Usted está aquí: viernes 22 de junio de 2007 Opinión La fuente de la eterna juventud

Margo Glantz

La fuente de la eterna juventud

No sólo las riquezas atraen hacia el Nuevo Mundo, también las quimeras. Una de ellas es la de la fuente de la eterna juventud, mito antiquísimo. Heródoto informa que los etíopes vivían más de 120 años, lograban la longevidad bañándose en una fuente de agua densa como el aceite que dejaba sus cuerpos brillantes y olorosos a violeta. Este mito fue situado, con el tiempo, en una isla, como la mayoría de los mitos. Al llegar Colón a Guanahaní advierte asombrado que ninguno de los indios que admira tiene más de 30 años, es decir, la edad perfecta, la de Cristo cuando muere y resucita, la que tendrían todos los hombres después del Juicio Final. En las islas del Caribe estuvo situado alguna vez el Paraíso, los hombres eran jóvenes, ágiles, el clima suave, primaveral. La realidad provoca el desengaño, es tiempo de buscar en otra parte la quimera.

Juan Ponce de León descubre la Florida, para él otra isla. Quizá en ella se encuentre, piensa, la fuente de la eterna juventud: acabo de admirar en la Pinacoteca de Dresden un cuadro de Lucas Cranach el Joven; es pleno verano y la obra, dividida en dos mitades, representa en la primera a viejos en carretas y arrojados en total decrepitud al agua; en la otra, recobran las fuerzas y los cuerpos se vuelven lozanos. Desnudos, entran a una lujosa tienda de campaña y de inmediato se reinician los encuentros amorosos.

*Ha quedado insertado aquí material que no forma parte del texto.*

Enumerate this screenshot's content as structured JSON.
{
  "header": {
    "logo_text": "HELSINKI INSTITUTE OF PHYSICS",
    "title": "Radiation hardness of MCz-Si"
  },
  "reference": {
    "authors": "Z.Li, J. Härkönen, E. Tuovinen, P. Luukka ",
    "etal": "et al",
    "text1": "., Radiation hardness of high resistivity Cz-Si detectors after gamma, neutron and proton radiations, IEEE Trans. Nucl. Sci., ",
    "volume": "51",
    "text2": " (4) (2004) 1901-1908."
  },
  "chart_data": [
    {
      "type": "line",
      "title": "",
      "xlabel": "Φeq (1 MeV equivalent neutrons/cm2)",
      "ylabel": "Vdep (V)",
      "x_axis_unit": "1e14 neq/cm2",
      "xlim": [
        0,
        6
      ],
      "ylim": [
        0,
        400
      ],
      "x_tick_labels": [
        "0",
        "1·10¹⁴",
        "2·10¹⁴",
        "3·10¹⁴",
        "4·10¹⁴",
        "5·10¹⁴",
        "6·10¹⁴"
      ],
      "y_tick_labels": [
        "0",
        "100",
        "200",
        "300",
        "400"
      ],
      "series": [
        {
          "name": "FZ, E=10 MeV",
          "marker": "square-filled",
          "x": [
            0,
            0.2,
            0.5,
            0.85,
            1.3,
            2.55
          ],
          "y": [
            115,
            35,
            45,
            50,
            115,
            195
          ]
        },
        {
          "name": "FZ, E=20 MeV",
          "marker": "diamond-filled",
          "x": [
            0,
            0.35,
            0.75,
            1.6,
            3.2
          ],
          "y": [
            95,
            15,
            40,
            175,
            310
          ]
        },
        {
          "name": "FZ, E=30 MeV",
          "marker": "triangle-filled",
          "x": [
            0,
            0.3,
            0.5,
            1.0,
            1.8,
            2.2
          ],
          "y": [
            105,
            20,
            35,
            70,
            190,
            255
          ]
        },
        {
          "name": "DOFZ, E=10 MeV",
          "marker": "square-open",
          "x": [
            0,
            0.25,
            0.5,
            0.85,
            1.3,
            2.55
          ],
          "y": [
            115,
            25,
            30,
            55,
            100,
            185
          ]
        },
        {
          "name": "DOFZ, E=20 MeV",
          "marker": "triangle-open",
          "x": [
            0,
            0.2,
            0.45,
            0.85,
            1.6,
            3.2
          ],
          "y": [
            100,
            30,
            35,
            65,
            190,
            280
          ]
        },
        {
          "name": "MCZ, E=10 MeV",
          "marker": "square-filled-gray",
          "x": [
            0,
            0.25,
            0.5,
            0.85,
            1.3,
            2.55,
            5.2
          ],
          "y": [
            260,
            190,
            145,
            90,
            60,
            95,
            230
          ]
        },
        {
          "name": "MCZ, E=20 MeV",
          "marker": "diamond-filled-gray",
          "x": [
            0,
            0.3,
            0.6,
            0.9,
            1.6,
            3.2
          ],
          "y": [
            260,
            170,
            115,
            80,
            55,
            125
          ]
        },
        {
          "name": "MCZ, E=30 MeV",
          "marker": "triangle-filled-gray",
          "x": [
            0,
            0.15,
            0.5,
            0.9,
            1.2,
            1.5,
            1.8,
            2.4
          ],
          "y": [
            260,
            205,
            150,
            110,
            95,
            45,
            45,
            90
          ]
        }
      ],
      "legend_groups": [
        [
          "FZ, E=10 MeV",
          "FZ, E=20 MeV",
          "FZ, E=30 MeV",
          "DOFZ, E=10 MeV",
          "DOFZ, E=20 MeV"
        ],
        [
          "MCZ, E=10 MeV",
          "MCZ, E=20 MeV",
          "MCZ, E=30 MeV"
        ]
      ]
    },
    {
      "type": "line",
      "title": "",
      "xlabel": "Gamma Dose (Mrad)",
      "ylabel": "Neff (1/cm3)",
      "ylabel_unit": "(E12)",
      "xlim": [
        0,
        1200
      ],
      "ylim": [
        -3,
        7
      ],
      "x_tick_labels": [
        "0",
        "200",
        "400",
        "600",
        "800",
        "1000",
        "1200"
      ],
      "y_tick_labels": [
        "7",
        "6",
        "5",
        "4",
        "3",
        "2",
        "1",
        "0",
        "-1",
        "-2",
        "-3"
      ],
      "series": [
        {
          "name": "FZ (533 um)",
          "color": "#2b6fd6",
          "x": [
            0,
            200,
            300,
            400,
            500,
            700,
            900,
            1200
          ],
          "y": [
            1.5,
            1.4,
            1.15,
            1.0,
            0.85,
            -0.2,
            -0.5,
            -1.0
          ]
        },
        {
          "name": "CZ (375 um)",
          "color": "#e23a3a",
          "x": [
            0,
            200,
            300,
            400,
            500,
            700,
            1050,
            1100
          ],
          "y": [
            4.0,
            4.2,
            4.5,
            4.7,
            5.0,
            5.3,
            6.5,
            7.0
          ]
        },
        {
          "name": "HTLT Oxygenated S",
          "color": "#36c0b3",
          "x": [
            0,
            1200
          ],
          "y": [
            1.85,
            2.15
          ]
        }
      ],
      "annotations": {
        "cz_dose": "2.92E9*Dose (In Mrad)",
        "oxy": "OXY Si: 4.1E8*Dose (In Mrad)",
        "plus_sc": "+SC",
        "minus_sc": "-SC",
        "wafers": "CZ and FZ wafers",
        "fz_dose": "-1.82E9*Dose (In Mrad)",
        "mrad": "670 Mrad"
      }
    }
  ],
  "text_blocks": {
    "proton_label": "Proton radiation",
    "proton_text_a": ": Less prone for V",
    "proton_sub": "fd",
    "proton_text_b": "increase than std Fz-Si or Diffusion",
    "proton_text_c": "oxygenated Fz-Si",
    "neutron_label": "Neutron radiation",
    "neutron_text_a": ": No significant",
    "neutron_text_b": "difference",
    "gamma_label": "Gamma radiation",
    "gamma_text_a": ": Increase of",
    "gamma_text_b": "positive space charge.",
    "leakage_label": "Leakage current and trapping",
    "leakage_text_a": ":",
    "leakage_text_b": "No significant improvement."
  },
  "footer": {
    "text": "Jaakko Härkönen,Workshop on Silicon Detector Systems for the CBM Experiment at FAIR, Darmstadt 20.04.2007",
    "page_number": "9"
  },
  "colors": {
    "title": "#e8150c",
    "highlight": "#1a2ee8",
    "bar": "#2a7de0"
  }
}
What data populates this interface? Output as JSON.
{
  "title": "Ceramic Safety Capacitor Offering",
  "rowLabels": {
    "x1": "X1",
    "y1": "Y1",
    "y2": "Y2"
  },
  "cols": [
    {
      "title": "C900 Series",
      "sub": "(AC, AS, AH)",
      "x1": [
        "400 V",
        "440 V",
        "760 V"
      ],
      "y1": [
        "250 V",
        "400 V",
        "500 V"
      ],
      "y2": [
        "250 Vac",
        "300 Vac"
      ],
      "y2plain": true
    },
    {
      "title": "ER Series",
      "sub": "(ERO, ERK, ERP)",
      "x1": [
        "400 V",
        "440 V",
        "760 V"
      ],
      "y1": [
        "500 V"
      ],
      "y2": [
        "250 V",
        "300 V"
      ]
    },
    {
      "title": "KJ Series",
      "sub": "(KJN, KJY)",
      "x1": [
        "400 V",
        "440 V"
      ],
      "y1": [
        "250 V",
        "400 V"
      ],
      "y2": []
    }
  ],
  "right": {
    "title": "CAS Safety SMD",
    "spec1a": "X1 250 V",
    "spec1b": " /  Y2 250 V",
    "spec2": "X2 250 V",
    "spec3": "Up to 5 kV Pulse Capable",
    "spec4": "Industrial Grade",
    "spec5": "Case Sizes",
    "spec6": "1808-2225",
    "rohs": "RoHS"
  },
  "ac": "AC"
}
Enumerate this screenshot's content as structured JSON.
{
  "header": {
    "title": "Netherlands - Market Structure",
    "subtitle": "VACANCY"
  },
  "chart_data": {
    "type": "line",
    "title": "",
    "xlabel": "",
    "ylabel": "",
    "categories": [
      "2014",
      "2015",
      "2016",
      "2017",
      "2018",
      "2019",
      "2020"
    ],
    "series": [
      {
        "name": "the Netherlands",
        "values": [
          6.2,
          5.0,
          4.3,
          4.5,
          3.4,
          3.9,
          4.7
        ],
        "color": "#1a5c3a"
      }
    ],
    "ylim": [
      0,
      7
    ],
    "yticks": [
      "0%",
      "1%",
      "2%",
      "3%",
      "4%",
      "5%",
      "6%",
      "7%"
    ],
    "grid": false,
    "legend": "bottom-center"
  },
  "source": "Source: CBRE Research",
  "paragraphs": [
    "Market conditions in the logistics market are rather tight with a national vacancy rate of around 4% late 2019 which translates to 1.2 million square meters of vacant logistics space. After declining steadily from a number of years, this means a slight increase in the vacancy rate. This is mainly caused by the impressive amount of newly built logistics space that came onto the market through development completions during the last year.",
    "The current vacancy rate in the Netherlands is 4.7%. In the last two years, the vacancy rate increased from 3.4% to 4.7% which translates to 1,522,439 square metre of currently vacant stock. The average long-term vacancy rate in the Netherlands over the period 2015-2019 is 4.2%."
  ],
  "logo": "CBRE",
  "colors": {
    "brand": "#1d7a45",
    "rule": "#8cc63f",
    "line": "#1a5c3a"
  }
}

El hombre nunca se ha resignado a envejecer. La expedición de Juan Ponce de León a Florida fracasa, como fracasarán sucesivamente todas las que se hicieron a lo que hoy es territorio estadunidense. Algunos sobrevivientes entremezclan las historias de infortunios, naufragios, tribulaciones con las de la fuente de la eterna juventud. Se han juntado el oro -la ambición- y el deseo siempre presente de conservar el cuerpo fresco y lozano, cosa que parece haberse hoy logrado gracias a la cirugía cosmética. Las expediciones dejan ecos de tribulaciones, hambre, muerte y de tierras pobladas por hombres salvajes y nómadas. Subrepticia, persiste la esperanza y, como el cuerpo que fuera tocado por el agua de la fuente, la misma pulsión resurge y empuja a emprender nuevas hazañas saldadas siempre por el fracaso. Los mitos se transforman y resucitan y el de la eterna juventud es también un pacto con el Diablo, el que firma con su sangre Fausto para alcanzar a Margarita.

Para la mentalidad antigua, el curso de la historia está sometido a una lucha constante, la que mantienen Europa y Asia por la hegemonía mundial. No, no estoy describiendo el conflicto de Irak ni el de Irán, estoy refiriéndome apenas al mito de las amazonas, esas mujeres guerreras, vírgenes, que según los griegos tenían solamente un pecho; sí, en esa contienda perpetua, los asiáticos reciben la ayuda de las doncellas guerreras que ayudan a los bárbaros contra los apuestos griegos y en el mito se dibuja como la lucha famosa que opone a Aquiles con la amazona Pentesilea. Los españoles estaban convencidos que en América habían de encontrarse también con las amazonas y hay cronistas que dicen haberlas visto, o por lo menos deseaban haberlas visto porque su presencia además augura riquezas. Por eso demanda Cortés a Pedro de Alvarado que busque en México ''tierras y extraña gente". Nunca olvida que detrás de esos seres mitológicos, entre los que se cuenta a las amazonas, se encuentran las riquezas, y por eso se preocupa de enviarle al emperador Carlos V, además del quinto real disminuido, indios corcovados, albinos y otros, muy monstruosos, que eran enanos.

El mito de la eterna juventud, el de la perpetua primavera se extinguió en las islas del Caribe a la tercera generación de colonos que allí vivieron. La mortalidad es de este mundo, la inmortalidad del otro. La búsqueda de la eterna juventud en esta tierra contrariaba en definitiva la esencia misma de la religión cristiana, y su existencia real en tierras de América cayó pronto en descrédito. Es más, una curiosa transformación se produjo y, al hablar del mito, el cronista Gonzalo Férnandez de Oviedo decide que la fábula no era de origen español sino indígena: ''fue gran burla decirlo los indios y mayor desvarío creerlo los cristianos". Oviedo podía opinar como quisiera, siempre era posible atruibuirles a los indios lo que para los cristianos era inconveniente. Los indios no escribían, además, muy pronto y en el espacio de unos breves años muchos murieron: no pudieron sobrevivir a la conquista.